The Foreign Office in London would not confirm the reports but said negotiations were ongoing.
A spokesman said: “We are not going to speculate or comment on where the discussions that we are having with the Americans have got to.
“We have had detailed discussions with the Americans, taking forward the requests that the foreign secretary and the home secretary made earlier this year for the five to be released.
“We considered the circumstances of each case with the United States and we are in contact with the families and the legal representatives of the five.
“It is a complex issue and we are not prepared to give a step-by-step account of where this process is. Whilst the discussions are ongoing we are not going to make further comment.”
In August, David Miliband, the UK foreign minister, requested that the five residents be returned, reversing London’s previous stance of refusing to get involved in the cases of residents without British nationality.
Amnesty International, the UK human rights organisation, welcomed the development.

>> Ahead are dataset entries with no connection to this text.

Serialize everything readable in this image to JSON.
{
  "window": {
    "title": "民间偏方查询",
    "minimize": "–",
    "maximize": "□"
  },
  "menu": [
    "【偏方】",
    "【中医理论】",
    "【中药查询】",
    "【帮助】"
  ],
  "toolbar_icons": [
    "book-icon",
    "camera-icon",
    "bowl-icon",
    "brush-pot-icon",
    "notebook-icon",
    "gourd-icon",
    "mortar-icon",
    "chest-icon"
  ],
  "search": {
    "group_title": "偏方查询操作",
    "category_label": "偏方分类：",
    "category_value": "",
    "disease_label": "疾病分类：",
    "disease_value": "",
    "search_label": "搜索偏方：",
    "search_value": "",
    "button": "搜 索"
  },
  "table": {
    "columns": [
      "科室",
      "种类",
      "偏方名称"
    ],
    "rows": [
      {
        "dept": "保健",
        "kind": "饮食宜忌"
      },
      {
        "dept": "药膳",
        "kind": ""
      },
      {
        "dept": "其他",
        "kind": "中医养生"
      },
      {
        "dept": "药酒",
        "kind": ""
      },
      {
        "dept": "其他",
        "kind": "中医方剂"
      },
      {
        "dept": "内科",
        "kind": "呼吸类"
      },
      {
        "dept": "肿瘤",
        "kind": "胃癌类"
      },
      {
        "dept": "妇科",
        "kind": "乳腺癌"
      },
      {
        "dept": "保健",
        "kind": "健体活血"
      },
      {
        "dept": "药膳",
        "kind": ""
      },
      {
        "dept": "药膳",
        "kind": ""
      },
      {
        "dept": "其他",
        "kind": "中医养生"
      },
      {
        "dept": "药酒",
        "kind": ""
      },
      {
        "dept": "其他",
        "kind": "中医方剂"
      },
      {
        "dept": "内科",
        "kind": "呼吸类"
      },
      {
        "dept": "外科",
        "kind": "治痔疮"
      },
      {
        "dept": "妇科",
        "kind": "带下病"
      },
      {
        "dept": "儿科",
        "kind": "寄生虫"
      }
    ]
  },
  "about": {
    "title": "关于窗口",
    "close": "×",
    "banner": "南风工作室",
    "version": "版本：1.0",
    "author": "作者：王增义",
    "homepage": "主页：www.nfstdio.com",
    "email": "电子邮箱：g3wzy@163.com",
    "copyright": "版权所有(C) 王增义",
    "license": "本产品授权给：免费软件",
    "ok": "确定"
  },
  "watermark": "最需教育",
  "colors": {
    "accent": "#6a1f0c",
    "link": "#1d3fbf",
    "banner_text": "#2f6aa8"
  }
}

Neil Durkin, a spokesman for the group, said: “After years of detention without charge or trial in harsh conditions at Guantanamo’s isolated military prison, reports that three men are set to be returned to the UK are extremely welcome.
“We’ve always said that Guantanamo is a travesty of justice and that detainees should either be given proper trials or released to safe countries.
“We will now be seeking to establish why Shaker Aamer is expected to go to Saudi Arabia, why Binyam Mohamed is apparently not set for return, and why another former UK resident, Ahmed Belbacha, has not been mentioned in these reports.”
All British nationals detained in the camp were released by January 2005.